Geraldine Ysselstein has over 30 years of experience as a working artist. She received her B.A. degree from Calvin College (Grand Rapids, Michigan, USA) in Fine Arts and French and then continued her education at the University of Guelph (Ontario, Canada) in Fine Arts. She received her Ontario Certificate of Teaching and taught for several years in elementary and high schools.
Geraldine is a landscape painter. Her oils and watercolours capture the scenic beauty of the north shore of Prince Edward Island. Working 'en plein air' (in the open air) allows the artist to absorb the colours of the island and the nuances of light.
The viewer is invited to participate and enjoy the natural peace of this setting.

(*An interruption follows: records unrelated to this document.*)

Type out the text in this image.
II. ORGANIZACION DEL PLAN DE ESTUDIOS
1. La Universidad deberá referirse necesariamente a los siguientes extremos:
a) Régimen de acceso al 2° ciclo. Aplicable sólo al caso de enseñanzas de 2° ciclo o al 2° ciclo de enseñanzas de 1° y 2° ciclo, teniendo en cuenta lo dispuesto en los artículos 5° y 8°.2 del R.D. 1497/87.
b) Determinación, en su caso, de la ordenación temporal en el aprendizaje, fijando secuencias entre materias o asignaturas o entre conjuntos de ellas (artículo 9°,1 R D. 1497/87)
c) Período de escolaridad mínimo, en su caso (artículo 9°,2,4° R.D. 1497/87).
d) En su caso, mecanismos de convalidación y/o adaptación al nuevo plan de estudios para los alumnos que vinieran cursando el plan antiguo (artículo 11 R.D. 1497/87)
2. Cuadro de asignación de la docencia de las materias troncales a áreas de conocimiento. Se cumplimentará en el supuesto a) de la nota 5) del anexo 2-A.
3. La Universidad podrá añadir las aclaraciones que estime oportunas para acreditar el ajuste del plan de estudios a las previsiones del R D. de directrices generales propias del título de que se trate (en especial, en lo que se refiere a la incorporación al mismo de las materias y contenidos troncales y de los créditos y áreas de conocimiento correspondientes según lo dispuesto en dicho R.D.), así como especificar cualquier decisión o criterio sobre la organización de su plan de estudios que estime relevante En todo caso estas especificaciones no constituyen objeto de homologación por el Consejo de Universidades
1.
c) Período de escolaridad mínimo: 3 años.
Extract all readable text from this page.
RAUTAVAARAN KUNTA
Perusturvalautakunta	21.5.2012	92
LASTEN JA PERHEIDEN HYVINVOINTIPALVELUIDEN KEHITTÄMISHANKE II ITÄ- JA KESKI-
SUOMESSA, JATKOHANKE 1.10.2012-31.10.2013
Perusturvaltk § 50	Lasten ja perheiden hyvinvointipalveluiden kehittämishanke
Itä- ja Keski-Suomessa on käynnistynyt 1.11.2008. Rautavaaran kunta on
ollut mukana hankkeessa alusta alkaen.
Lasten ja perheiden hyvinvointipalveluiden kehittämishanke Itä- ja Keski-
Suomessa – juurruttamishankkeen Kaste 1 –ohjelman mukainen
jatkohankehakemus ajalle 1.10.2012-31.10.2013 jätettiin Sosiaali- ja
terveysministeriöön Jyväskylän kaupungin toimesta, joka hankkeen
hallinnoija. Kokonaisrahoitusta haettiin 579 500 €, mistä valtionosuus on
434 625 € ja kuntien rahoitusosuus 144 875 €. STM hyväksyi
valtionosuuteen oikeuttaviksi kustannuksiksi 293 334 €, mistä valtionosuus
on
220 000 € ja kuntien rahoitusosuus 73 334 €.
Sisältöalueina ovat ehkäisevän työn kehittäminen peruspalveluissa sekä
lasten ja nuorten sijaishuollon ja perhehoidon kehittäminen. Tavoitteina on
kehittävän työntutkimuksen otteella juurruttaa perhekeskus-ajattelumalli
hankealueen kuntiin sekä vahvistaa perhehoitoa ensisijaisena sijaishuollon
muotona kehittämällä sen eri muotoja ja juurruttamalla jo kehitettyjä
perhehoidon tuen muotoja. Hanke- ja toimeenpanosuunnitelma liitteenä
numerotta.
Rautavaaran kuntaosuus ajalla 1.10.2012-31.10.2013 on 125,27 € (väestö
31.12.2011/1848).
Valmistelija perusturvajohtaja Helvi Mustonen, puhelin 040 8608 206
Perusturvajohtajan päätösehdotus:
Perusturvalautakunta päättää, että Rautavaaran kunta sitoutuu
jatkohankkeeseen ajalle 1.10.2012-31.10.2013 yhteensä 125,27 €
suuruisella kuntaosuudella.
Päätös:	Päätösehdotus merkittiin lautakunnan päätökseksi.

Reflection on inspiration in the air and outdoors
The outdoors is my studio and I prefer to paint close to home. Depending on the light, the wind, the temperature and my mood, I look for a scene that offers interesting shapes and colours. I will often do a small pencil sketch, a quick paint study and then begin the larger painting with more confidence having taken the time to pay attention to what the scene offers. A photo reference is a handy reminder to have for future reference. Two to three hour sessions in the morning or the afternoon seem to fit my schedule.
When I come home I like to prop the painting in my kitchen and take sideways glances at it. Sometimes the painting says it finished in one session and other times it begs to be developed further. Where there is struggle I know I am being challenged to learn something new!
I use a basic palette of a warm and cool colour of each primary and then add burnt sienne, burnt umber and white. In my excitment to paint I usually forget something at home so I have learned to prepack a knapsack, easel and bag of oil paints that is a manageable weight to carry. Sunscreen, hat, water and a snack make the outing more enjoyable.
I am learning to cut and mount masonite boards as paint supports. Some effort is required to cut, sand and gesso these panels for painting but when they are all stacked ready to go there is a wonderful momentum to go out and paint. These mounted boards can be hung as is or displayed in a floating frame.
In the winter I may go back to a sketch that I really enjoyed doing and try to capture that feeling in a larger canvas. My tolerance for painting small sketches outdoors in the cold is improving (minus five) and I have learned to use my vehicule door as a shelter from the wind.
Even if the painting session does not produce a masterpiece, I always feel elated having spent time in nature....listening and looking.